Coming from NYC area, you will be disappointed with schools. Even the best public schools in OC don't match up with top NYC area public schools.

If you're used to schools like Stuyvesant, Bronx Science or suburban Scarsdale, Great Neck, Greenwich, etc. you will be sorely disappointed with schools like CDM High. The standards in OC are so much lower and only the Asians in OC are really valuing high expections like you see in the NY area.
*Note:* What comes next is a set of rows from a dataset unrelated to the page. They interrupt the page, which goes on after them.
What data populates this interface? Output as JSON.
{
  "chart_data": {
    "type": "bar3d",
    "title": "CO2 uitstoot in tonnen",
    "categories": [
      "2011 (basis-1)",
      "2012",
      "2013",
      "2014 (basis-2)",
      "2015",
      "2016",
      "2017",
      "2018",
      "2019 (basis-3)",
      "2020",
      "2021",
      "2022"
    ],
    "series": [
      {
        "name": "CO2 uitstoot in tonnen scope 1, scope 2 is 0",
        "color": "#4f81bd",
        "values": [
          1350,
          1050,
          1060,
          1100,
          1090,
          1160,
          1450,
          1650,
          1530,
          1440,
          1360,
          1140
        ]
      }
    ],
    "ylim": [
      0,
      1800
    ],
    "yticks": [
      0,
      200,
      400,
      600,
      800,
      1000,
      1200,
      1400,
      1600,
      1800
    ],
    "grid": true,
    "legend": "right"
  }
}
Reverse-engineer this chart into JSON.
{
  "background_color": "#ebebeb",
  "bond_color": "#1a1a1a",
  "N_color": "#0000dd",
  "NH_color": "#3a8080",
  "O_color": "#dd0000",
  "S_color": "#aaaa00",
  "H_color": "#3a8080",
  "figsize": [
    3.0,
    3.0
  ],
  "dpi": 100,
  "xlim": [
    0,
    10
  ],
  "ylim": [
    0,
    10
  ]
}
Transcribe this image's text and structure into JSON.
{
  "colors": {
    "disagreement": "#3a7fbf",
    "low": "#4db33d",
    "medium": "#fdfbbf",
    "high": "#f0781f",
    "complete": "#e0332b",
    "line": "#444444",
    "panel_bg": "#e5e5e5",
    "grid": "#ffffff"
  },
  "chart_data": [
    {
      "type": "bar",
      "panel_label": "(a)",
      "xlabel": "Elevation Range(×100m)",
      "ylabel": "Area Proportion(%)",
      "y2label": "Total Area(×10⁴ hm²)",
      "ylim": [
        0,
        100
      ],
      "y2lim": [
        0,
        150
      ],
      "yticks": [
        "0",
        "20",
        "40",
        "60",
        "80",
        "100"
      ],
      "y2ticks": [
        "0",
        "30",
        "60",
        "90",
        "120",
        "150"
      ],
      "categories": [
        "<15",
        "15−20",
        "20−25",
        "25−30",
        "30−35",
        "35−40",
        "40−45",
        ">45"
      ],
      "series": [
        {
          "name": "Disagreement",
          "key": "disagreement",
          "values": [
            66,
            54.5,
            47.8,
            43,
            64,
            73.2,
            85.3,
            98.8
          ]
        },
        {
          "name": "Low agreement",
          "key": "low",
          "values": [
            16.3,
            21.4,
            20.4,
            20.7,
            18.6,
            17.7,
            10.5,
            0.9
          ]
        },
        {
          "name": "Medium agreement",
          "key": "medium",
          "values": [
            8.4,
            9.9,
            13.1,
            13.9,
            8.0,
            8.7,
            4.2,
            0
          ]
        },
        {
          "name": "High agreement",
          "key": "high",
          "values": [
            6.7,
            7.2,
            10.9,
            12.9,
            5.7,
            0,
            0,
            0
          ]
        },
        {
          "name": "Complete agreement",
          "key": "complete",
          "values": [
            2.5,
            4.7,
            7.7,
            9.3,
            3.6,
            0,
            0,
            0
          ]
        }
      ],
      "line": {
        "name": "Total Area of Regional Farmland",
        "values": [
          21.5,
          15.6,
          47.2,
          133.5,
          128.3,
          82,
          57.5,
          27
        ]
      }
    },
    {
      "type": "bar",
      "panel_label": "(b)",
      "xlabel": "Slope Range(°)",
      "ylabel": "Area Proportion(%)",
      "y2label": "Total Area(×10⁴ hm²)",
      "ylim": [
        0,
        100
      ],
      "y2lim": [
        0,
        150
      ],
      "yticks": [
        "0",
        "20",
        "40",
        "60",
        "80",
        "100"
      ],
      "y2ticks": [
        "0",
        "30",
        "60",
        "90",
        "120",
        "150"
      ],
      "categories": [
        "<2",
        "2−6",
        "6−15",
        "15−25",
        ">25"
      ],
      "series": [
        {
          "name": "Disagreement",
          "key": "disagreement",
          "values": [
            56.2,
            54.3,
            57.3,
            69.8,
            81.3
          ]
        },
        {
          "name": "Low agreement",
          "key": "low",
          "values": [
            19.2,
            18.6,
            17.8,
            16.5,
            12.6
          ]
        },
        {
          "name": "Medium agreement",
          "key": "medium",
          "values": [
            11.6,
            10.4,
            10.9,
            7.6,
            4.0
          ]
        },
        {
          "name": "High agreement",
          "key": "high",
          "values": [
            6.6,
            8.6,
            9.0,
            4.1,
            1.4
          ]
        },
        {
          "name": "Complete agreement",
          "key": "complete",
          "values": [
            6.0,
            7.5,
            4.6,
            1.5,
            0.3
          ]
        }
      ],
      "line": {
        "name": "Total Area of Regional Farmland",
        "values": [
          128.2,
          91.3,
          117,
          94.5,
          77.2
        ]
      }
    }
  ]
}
And with the privates, the difference is even bigger. There are no Ivy League factories out here. There's no school in OC where the average kid has a reasonable chance at a top tier school.
The above poster is probably correct.
I too moved from NYC and have personal experience of one of the great public high schools of NYC and the Ivy League. The only true "feeder school" is probably Harvard-Westlake in LA. For OC, none of the privates are more successful than a top public school in the college admissions race, and admissions from the publics is fairly scattered geographically. Irvine schools are no more successful than a handful of other good publics, despite all the marketing efforts of the Irvine Company, e.g. Newport, CDM, Laguna, Troy, Oxford, Palos Verdes. South Orange County has even fewer powerhouse schools, with admissions being very scattershot and varying greatly from year to year.

I do alumni interviews for one of the Ivy's and I can confirm this looking at the data for my particular alma mater going back about 10 years.

Of course, one could argue this is not the best measure of a high school's success. And I would venture a guess that fewer smart kids in Southern California are even looking to go all the way to the Northeast for college when they have Stanford, Caltech, and the UCs so close by. (I think its a particularly Eastern Seaboard kind of mindset that all top students aspire to the Ivys).